The Department of Health and Human Services (HHS) originally established the NPDB pursuant to the Health Care Quality Improvement Act of 1986 (HCQIA) in order to collect and release certain information relating to the professional competence and conduct of physicians, dentists, and other healthcare practitioners. Under the Act, healthcare entities, particularly hospitals, are generally required to disclose the acceptance of the surrender of clinical privileges of a physician while the physician is under an investigation by the hospital relating to alleged incompetence or improper professional conduct. The overarching goal of this provision was to close a loophole where physicians under investigation and healthcare entities would resort to “plea bargains” in which a physician agreed to such a surrender in return for the healthcare entity’s promise not to inform other healthcare entities about the circumstances of the physician’s surrender of privileges.

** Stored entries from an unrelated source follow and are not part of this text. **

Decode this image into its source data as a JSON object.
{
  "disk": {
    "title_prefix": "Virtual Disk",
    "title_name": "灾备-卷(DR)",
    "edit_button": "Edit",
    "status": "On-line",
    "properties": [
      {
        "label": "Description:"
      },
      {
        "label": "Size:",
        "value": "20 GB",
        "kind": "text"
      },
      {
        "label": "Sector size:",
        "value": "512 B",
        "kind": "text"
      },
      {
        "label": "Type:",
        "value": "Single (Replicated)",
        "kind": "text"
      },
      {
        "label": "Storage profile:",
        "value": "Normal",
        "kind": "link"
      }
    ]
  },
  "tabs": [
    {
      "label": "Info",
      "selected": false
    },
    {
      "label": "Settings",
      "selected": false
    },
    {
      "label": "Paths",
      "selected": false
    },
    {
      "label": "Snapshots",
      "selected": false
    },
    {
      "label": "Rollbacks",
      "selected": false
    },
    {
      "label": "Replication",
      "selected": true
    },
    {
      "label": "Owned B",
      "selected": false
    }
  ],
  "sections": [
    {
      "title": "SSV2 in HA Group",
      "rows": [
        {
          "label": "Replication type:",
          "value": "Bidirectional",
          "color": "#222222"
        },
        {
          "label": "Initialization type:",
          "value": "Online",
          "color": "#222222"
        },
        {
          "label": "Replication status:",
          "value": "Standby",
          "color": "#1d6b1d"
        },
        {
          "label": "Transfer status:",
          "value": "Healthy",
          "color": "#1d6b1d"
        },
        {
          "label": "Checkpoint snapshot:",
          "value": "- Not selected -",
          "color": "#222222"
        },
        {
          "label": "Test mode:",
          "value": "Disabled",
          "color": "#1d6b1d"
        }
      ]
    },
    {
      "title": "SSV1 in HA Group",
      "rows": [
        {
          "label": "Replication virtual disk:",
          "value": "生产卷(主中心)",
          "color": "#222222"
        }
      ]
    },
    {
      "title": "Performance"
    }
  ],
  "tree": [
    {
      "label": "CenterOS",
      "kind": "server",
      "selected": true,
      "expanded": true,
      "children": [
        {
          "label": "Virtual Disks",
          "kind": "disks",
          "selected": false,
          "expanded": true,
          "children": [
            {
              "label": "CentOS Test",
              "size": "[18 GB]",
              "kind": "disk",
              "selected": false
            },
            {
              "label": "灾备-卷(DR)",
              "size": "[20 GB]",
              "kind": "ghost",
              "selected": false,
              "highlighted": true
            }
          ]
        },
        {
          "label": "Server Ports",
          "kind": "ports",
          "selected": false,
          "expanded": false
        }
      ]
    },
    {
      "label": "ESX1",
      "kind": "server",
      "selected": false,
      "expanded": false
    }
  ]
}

In the recent case, a hospital reported to the NPDB that a physician surrendered his privileges with the hospital while the physician was under investigation. The physician sought a preliminary injunction ordering the hospital to withdraw the report and argued that the report was false because he was not under investigation when he surrendered his privileges since the hospital officials allegedly failed to comply with the hospital’s policies before an investigation had begun. The court stated that for NPDB reporting purposes, the term “investigation” is not controlled by how that term may be defined in a healthcare entity’s bylaws or policies. Rather, that term is viewed expansively for NPDB reporting purposes, and is considered to run from the start of a general inquiry until a final decision on a clinical privileges action is reached. Notably, the court implied that the result would be the same even if the physician was not aware that he was under investigation, since there is no requirement in the context of NPDB reporting that the healthcare practitioner be notified or aware of the investigation. Thus, the court ultimately disagreed with the physician and upheld the hospital’s report.